I am reading a great little book by Mark Driscoll entitled, “Vintage Jesus“. The author does a great job of presenting the timeless truths of the person of Jesus while targeting his message to teens and twenties. Though the language is a bit edgy in places, Mark succeeds at peeling away the “religious dressings” Jesus has come packaged in down through the ages and revealing the wonders of this magnificent person. As one cover leaf endorsement reads, “This is a Savior worth fighting for”.

This morning I was reading the chapter entitled, “Why Should We Worship Jesus?”. Mark spends time talking about what worship is, what it is not, the fact that everyone worships something, and why Jesus is worth our ultimate worship. It’s not that I have never heard teaching of this sort before, but it was just hitting me in some fresh ways…kind of like something you know but have not given much thought to for quite some time, or perhaps, even more convicting, realize that your own worship has been a bit displaced.

Mark defines worship as “living our life individually and corporately as continuous living sacrifices to the glory of a person or thing”. As he was going through a litany of things and people we worship, including ourselves, pointing out how, and in what ways we sacrifice for them, I could not help but recognize the many ways I have been pulled toward certain other things, lessening my grip on a primary affection and devotion to Jesus. Or, I should say, the lessening, in regards to awe and devotion to Jesus typically preceeds the pulling toward other things.

Even for those of us who profess a strong commitment to Jesus, there is this constant danger of having someone or something else displace him as the object of our worship. This does not happen so much deliberately on our part but often subtley as the wonder and greatness of Jesus begins to dim in our consciousness by a simple act of inattention over an extended period of time. Perhaps this is why the writer of Hebrews encourages us to “fix our eyes on Jesus”. We are pulled towards those things or individuals we esteem worthy of our time and sacrifice.

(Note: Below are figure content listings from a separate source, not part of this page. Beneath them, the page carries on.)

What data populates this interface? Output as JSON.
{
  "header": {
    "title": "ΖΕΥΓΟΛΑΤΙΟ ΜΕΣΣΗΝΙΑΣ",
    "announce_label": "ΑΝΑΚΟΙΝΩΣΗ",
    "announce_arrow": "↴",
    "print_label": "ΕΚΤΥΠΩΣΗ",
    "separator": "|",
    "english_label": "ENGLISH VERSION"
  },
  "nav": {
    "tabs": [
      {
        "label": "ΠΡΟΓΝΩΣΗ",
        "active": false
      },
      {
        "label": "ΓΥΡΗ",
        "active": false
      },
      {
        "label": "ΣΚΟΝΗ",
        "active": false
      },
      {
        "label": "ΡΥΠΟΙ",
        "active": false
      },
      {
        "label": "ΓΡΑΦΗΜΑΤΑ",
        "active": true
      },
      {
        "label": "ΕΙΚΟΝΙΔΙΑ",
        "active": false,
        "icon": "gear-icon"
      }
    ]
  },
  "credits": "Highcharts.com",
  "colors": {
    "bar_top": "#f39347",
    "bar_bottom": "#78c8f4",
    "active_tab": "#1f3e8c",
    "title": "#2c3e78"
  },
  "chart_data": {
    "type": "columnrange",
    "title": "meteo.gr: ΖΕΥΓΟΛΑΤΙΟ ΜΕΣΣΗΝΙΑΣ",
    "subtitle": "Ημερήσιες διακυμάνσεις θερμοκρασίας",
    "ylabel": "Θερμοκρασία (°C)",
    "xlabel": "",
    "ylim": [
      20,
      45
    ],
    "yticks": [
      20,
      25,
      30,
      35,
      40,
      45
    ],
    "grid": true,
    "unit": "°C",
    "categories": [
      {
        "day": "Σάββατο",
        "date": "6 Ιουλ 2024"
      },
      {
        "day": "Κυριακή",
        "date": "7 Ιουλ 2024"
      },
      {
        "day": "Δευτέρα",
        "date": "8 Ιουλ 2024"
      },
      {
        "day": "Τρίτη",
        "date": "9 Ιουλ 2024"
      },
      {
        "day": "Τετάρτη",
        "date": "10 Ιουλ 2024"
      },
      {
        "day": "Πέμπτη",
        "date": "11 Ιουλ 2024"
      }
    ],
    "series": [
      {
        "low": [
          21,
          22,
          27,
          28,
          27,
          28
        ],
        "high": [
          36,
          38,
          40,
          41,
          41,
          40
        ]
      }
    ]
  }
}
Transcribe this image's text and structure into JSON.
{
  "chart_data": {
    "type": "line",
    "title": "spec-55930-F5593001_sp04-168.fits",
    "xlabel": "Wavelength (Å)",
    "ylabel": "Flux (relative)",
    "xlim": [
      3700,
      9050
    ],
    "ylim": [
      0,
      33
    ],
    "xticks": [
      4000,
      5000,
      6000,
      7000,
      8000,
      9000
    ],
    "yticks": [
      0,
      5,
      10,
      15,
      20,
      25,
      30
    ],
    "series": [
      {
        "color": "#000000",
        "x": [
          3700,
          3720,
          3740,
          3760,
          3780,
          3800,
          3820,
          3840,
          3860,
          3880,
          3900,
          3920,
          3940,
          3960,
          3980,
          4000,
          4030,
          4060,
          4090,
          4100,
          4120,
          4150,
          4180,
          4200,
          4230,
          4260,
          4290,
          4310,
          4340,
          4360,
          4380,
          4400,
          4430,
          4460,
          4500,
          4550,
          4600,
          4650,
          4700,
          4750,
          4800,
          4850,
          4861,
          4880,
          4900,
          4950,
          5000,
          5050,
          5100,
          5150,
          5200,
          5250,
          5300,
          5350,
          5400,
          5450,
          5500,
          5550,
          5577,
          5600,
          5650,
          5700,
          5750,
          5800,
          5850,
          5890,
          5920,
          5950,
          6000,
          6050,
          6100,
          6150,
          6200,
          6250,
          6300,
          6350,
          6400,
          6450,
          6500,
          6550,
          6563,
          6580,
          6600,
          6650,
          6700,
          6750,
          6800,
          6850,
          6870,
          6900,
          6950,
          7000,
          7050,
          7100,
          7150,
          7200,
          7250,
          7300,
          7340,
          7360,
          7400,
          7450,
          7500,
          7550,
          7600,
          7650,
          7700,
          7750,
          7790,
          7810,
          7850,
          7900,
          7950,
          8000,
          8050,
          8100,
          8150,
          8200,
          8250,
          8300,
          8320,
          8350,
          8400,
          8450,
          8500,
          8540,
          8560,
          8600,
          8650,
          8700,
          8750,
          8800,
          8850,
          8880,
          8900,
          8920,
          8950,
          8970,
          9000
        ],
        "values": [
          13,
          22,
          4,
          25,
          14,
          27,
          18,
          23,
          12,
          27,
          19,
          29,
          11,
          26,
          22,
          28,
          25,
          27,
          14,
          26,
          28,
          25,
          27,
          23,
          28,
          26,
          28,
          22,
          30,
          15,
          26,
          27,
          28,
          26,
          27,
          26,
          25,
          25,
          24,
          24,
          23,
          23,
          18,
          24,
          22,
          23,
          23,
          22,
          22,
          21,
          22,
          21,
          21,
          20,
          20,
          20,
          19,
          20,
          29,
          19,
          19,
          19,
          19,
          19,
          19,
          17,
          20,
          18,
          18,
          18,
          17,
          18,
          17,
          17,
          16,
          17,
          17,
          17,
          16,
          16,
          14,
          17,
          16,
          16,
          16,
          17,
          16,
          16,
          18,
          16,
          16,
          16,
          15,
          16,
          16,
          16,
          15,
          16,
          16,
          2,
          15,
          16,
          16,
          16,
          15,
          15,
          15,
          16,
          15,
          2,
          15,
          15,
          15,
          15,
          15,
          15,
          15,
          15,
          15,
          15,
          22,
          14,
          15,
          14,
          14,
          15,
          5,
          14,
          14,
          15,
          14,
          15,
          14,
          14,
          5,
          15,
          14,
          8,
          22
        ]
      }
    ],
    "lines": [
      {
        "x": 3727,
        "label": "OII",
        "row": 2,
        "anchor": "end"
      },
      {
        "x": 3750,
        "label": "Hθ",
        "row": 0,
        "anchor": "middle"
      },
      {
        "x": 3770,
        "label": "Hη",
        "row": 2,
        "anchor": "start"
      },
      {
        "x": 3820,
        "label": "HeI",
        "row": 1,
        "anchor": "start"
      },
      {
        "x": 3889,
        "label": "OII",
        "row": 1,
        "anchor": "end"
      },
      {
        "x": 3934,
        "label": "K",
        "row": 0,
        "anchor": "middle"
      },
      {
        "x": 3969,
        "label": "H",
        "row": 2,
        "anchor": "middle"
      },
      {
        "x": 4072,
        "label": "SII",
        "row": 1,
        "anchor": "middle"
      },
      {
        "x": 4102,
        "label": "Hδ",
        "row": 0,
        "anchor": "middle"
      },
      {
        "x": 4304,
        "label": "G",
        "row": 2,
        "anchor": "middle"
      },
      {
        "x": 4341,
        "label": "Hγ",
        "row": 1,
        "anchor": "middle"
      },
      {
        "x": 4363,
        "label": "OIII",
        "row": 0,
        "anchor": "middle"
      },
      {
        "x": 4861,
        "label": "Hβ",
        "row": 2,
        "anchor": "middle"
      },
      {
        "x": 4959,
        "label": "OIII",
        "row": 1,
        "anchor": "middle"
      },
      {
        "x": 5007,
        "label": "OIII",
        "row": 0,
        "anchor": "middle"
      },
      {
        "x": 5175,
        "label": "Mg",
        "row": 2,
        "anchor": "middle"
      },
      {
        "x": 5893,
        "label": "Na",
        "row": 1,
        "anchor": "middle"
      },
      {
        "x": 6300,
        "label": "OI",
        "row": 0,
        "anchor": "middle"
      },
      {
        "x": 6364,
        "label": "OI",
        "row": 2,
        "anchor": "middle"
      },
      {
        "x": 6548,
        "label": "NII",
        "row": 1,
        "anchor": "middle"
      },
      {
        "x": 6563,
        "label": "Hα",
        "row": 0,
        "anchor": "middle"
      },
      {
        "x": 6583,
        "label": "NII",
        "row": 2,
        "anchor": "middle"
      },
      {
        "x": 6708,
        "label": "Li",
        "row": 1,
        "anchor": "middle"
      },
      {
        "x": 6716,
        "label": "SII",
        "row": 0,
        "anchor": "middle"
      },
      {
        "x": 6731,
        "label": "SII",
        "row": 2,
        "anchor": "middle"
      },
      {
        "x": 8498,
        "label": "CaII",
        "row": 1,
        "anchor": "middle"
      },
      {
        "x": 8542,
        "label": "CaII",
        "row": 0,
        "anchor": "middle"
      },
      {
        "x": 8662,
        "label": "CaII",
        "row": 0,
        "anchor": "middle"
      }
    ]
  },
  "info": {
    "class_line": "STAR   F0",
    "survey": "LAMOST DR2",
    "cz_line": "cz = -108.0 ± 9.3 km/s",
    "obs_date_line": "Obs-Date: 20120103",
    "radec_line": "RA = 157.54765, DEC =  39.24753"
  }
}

Who or what do you worship? Mark posed these simple questions to help us uncover our possible idols:

  • Who or what do I make sacrifices for?
  • Who or what is most important to me?
  • If I could have any thing or experience I wanted, what would that be?
  • Who or what makes me most happy?
  • What is the one person or thing I could not live without?
  • What do I spend my money on?
  • Who or what do I devote my spare time to?